Je crois que ce concept autour du mot « adulte » est à la mode. Mais après tout, qu’est-ce qu’un mot ? Juste un assemblage de lettres. A-D-U-L-T-E… Je trouve ce mot très laid. En plus ça sonne mal. Et la fausse promesse qui gravite autour est probablement bien plus absurde. Cette promesse, c'est celle de la reconnaissance en société, et de l’apogée en matière d’évolution personnelle. Imaginez, après des années passées à vous vautrer dans les méandres tortueux de la jeunesse qui vous font plonger au plus profond de vos doutes et votre mal-être… Vient le moment soudain de la salvation, la révélation divine ! Tout s’arrange soudain ! Enfin la vie à deux, les enfants… la stabilité ! Le bonheur quoi.

Oui, enfin, le Bonheur avec un grand « B » même… Et moi, je me marre. Pourtant croyez-moi, c’est très en vogue en ce moment. Qui peut prétendre n’avoir jamais entendu au moins une fois dans sa vie la célèbre phrase : «  Oui mais moi, à ton âge, j’étais perdue aussi ! ». Ah oui c’est vrai, excusez-moi j’avais oublié. Quelle pourriture, cette adolescence !

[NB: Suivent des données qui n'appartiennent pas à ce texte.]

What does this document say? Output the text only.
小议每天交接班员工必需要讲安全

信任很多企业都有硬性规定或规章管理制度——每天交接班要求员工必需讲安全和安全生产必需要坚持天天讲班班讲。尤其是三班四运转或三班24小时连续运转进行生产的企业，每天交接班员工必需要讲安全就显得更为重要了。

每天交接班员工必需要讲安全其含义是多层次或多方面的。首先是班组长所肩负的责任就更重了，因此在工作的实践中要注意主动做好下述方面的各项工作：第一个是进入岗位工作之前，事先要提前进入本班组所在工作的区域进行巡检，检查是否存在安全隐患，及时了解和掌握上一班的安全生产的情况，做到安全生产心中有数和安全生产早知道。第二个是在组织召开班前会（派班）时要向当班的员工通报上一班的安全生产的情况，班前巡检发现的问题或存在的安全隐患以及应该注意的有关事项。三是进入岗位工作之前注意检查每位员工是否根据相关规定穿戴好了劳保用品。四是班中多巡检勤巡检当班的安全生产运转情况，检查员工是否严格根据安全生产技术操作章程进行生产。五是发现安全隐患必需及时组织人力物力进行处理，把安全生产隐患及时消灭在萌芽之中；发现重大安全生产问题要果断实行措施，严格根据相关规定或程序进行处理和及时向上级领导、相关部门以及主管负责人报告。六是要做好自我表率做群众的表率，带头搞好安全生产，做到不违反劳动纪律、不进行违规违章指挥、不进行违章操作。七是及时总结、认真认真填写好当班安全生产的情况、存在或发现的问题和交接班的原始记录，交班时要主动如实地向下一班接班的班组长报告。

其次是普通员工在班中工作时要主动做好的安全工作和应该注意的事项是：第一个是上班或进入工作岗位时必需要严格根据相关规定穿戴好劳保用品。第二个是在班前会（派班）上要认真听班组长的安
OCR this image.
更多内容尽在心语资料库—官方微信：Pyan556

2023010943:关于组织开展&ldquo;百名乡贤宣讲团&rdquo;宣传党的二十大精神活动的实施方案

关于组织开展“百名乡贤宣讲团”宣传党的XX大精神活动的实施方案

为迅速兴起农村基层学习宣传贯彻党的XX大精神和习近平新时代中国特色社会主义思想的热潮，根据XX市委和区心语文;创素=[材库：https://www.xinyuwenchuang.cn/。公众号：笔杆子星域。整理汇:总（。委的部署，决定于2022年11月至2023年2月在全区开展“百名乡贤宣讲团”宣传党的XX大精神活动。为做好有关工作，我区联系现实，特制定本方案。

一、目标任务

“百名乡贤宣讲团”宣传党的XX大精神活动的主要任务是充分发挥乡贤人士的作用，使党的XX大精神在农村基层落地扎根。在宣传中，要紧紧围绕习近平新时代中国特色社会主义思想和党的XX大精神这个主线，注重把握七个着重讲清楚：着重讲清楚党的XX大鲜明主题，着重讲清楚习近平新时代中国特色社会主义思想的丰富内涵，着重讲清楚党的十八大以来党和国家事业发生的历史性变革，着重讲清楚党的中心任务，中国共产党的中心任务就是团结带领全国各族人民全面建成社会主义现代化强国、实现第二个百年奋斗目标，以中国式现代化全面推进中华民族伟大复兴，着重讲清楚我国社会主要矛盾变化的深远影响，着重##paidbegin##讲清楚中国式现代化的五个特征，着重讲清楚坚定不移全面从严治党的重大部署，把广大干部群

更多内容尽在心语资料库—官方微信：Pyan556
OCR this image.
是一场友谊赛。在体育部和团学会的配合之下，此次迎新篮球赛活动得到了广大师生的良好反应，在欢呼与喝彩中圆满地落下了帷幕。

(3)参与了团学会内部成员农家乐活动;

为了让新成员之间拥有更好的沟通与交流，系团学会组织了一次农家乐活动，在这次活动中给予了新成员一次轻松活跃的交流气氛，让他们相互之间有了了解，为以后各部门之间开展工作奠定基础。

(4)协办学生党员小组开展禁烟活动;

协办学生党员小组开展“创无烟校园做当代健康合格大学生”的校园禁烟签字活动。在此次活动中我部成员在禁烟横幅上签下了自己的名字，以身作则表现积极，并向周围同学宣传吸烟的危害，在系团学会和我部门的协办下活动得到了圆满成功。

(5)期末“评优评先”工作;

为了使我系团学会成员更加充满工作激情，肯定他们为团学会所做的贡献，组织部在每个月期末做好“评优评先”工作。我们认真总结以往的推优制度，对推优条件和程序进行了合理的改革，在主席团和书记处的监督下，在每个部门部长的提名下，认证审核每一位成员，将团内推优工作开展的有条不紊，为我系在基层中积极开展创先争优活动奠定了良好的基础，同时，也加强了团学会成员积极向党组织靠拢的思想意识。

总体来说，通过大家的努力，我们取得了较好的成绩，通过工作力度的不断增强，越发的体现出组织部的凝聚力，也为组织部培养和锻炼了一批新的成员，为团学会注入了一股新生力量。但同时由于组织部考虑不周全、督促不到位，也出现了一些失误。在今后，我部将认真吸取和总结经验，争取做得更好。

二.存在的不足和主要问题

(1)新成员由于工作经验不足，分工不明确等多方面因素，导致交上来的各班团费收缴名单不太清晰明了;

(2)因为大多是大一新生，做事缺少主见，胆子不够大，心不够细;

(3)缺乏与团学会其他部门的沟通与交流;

 C’est sûr que l’âge adulte, c’est résolument mieux…Que de points positifs ! C'est sûr qu'absolument tout le monde prétend à ce confortable petit avenir "progéniture/grande-maison/Vie-de-famille-et-on-oublie-le-fou-rythme-de-notre-jeunesse"... Et puis non seulement certains se battent encore avec leurs vieux démons («  adolescents », bien évidemment !) qui ne les ont pas quittés et tentent toujours de colmater tant bien que mal certaines failles personnelles particulièrement tenaces, mais viennent en plus s’ajouter à cela tout un tas de réjouissances propre à cette « nouvelle maturité », à cet acquis excitant de responsabilité et de statut.  Vous désirez des exemples ?  Si je vous dis « problèmes financiers », « malaise au travail », « poids des tabous », «préoccupation permanente vis-à-vis de l’argent et du statut social », « corruption », « manque de temps pour vivre » (et donc dissimulation, déni de soi dans cette frénésie), tombez-vous des nues ? Vous sentez-vous en terrain inconnu… Cela vous parle, n’est ce pas ? Et vous épanouissez vous réellement là dedans... ? N’est-ce pas plutôt un moyen de vous cacher ? Eh oh ! Répondrez-vous à mes questions ?!

 

Vous ne m’entendez pas, c’est cela ?... Haha. Que je suis sotte!

 

… Et dire qu’inconsciemment on nous fait miroiter des illusions baveuses, et dire qu’on nous assure que dès que l’on sera plus grand, tout s’éclairera soudainement, qu’on sera capable de se rendre compte, comme illuminés par une soudaine grâce venue de je-ne-sais-où…On ne nous précise pas que rien n'est jamais acquis, et souvent, on s'aperçoit de cela en tombant de haut...Alors ouvrir les yeux, oui, mais à quel prix ? Ne serait-il pas plus judicieux de garder les yeux bandés et de rester dans l’inexact ? Je sais, je ne suis pas objective, et vous me certifierez, j'en suis certaine, qu’un regard d’enfant ne perçoit pas clairement toutes ces choses là…mais rien ne m’empêche de constater les dégâts, voyez-vous… Je contemple seulement avec amertume le reflet grisâtre que "le monde des grands" me renvoie, bien loin de la flamboyance originelle que j'en espérais… J'ai été beaucoup trop naïve.

 

Il faut dire qu'à chacune de mes questions, Maman répète toujours sa même affirmation bateau: « Ce serait trop long à t'expliquer. Je n'ai pas le temps! » Alors forcément, pour obtenir mes réponses, je suis forcée de réfléchir moi-même. Je ne dis pas que c'est mal, loin de moi cette pensée, je dis seulement qu'à mon stade... Ca dépasse l'entendement.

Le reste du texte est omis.